Money Matter For Couples
Navigating the murky waters of financial management as a couple can be tricky — but it doesn’t have to be turbulent.
Money is a frequent cause of relationship disharmony — particularly when one partner decides to take the wheel. The problems inherent with a single person assuming responsibility for handling finances don’t end over differing spending habits and miscommunication. A recent study published in the Journal of Consumer Research reveals that abdicating responsibility for your finances can lead to a significant decrease in financial literacy, the effects of which become even more pronounced over time.
One premise of the study: When relationship partners lean on the expertise of the other, they don’t need to know everything — just simply who knows it. In many cases, one side of the partnership frequently is content handing over management of finances to the person they feel is best qualified or the primary breadwinner.

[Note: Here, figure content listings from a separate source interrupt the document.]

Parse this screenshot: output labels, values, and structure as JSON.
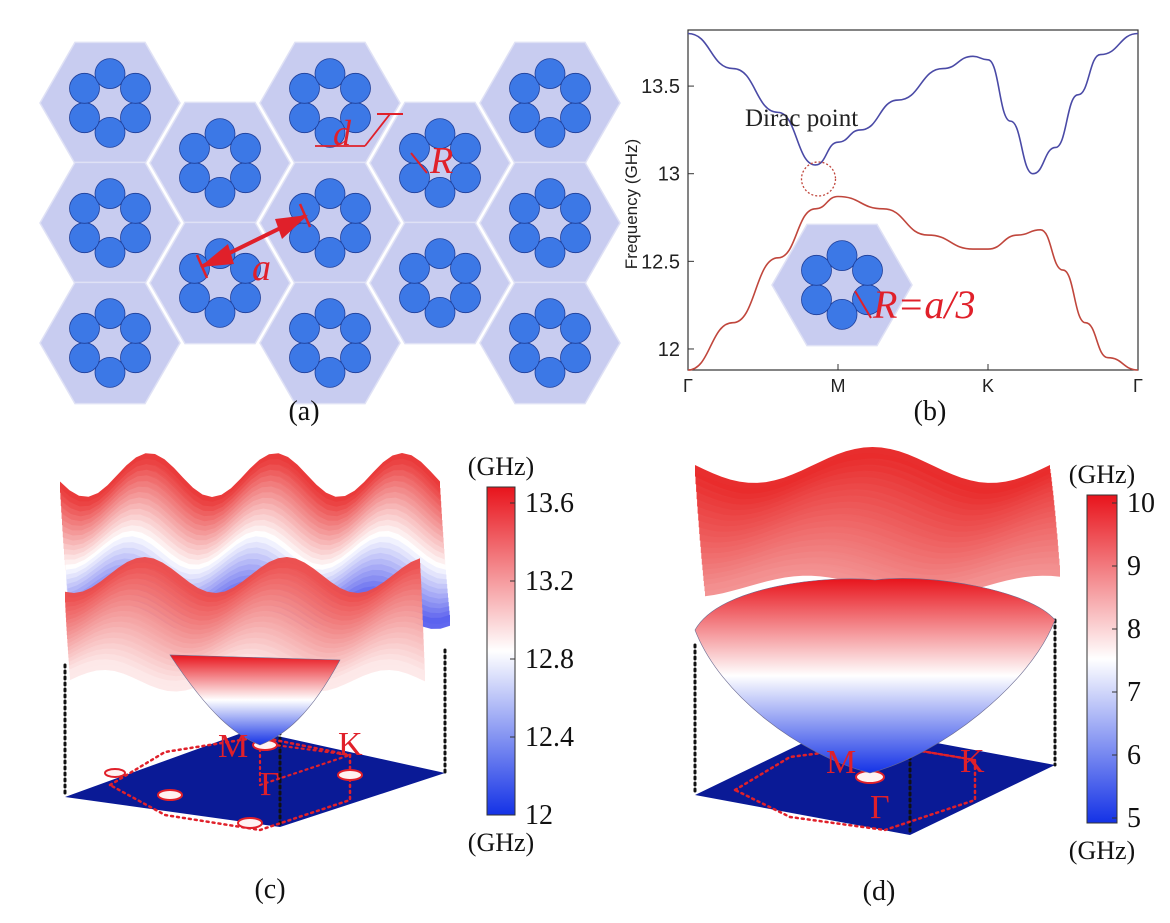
{
  "panels": {
    "a": {
      "caption": "(a)",
      "labels": {
        "a": "a",
        "d": "d",
        "R": "R"
      }
    },
    "b": {
      "caption": "(b)",
      "annotation": "Dirac point",
      "inset_label": "R=a/3",
      "colors": {
        "upper": "#4a4aa6",
        "lower": "#c0463c",
        "cell": "#c8ccf0",
        "rod": "#3c78e6"
      }
    },
    "c": {
      "caption": "(c)",
      "colorbar": {
        "unit_top": "(GHz)",
        "unit_bottom": "(GHz)",
        "ticks": [
          "13.6",
          "13.2",
          "12.8",
          "12.4",
          "12"
        ]
      },
      "points": {
        "M": "M",
        "K": "K",
        "G": "Γ"
      }
    },
    "d": {
      "caption": "(d)",
      "colorbar": {
        "unit_top": "(GHz)",
        "unit_bottom": "(GHz)",
        "ticks": [
          "10",
          "9",
          "8",
          "7",
          "6",
          "5"
        ]
      },
      "points": {
        "M": "M",
        "K": "K",
        "G": "Γ"
      }
    }
  },
  "chart_data": {
    "type": "line",
    "title": "",
    "xlabel": "",
    "ylabel": "Frequency (GHz)",
    "x_ticks": [
      "Γ",
      "M",
      "K",
      "Γ"
    ],
    "x_positions": [
      0,
      1,
      2,
      3
    ],
    "y_ticks": [
      "12",
      "12.5",
      "13",
      "13.5"
    ],
    "ylim": [
      11.88,
      13.82
    ],
    "series": [
      {
        "x": [
          0,
          0.3,
          0.6,
          0.85,
          1.0,
          1.15,
          1.4,
          1.7,
          1.9,
          2.0,
          2.15,
          2.3,
          2.45,
          2.6,
          2.75,
          3.0
        ],
        "values": [
          13.8,
          13.6,
          13.35,
          13.05,
          13.18,
          13.25,
          13.42,
          13.6,
          13.67,
          13.65,
          13.3,
          13.0,
          13.15,
          13.45,
          13.68,
          13.8
        ]
      },
      {
        "x": [
          0,
          0.3,
          0.6,
          0.85,
          1.0,
          1.3,
          1.6,
          1.9,
          2.0,
          2.2,
          2.35,
          2.5,
          2.65,
          2.8,
          3.0
        ],
        "values": [
          11.88,
          12.15,
          12.52,
          12.8,
          12.87,
          12.8,
          12.65,
          12.57,
          12.57,
          12.65,
          12.68,
          12.45,
          12.15,
          11.95,
          11.88
        ]
      }
    ]
  }
}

However, specializations that naturally evolve over time can result in ever-widening gaps in knowledge, with the uninvolved partner potentially remaining ignorant of the information or decisions involved. Jamie Fatheree, a Financial Wellness Coach for American Airlines Federal Credit Union, preaches that a deliberate shared approach can not only head off gaps in financial literacy, but also resentment that can occur from one side dealing with the stressful demands of handling shared finances.

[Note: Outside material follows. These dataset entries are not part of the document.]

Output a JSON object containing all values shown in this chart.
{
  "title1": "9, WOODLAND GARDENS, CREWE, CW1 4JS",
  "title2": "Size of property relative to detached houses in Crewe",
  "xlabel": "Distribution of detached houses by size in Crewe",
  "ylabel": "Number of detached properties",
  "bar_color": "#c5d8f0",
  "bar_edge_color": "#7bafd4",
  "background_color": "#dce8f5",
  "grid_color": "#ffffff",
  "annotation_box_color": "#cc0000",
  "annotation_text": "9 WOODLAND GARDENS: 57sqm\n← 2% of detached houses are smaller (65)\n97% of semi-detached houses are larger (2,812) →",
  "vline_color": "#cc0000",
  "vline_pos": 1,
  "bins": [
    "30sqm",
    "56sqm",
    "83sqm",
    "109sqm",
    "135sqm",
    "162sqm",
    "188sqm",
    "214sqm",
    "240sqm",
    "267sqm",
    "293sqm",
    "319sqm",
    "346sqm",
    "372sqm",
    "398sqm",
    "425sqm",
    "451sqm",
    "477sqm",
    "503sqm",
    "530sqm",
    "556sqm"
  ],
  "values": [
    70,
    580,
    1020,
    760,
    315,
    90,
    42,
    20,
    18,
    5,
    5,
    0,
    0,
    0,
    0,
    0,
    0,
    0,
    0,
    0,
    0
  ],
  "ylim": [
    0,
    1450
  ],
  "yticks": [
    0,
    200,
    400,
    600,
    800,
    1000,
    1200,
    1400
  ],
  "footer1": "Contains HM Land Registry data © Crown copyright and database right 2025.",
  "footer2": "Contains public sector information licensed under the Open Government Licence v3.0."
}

“Communication is key,” Fatheree said. “It’s natural for one partner to be better at handling finances, but both need to be aware of how much income is coming in and how many expenses are going out. I recommend partners hold monthly budget meetings. This doesn’t have to take more than five minutes, but they should discuss the needs for the current month and plan for any unusual expenses that may be coming up so there is an understanding of where the money is going and how much each of them has to spend freely.”

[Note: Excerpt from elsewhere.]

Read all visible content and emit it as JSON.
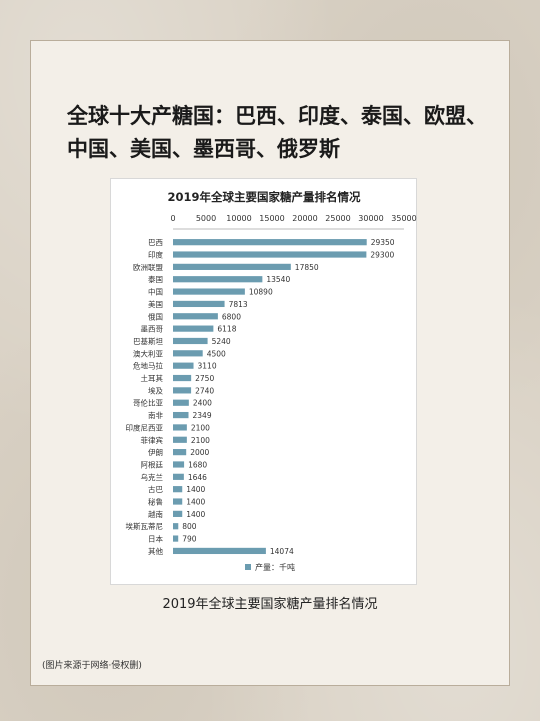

Additionally, what happens when the relationship irrevocably changes or simply ends? Fatheree said that when a death, divorce or even prolonged illness occurs, you don’t just lose your partner — you lose that partner’s financial expertise.
“Recently, a member came to me after her husband had suddenly passed away,” Fatheree said. “He handled all the bills electronically, so there were no paper trails. She didn’t know who their service providers were or any passwords to online accounts. She was completely lost.”
Fatheree said she has seen similar situations with divorce. One partner suddenly leaves and they have complete access to all the cash and credit accounts, leaving the other with little or nothing and no way of knowing what accounts are out there.
“Because of the [divorce] scenario, I recommend couples find a safe place to record what accounts they have and the passwords, if there is online access,” she said. “It’s also a good idea to have contact numbers for the family attorney and life insurance providers, if any.”
Aside from financial literacy, there’s also at least one other great reason to manage your money together: There’s evidence it aids family harmony. A 2018 CreditLoan.com survey reveals that 91.6 percent of households that share the responsibility of managing finances are happy. Those are numbers we can all get behind.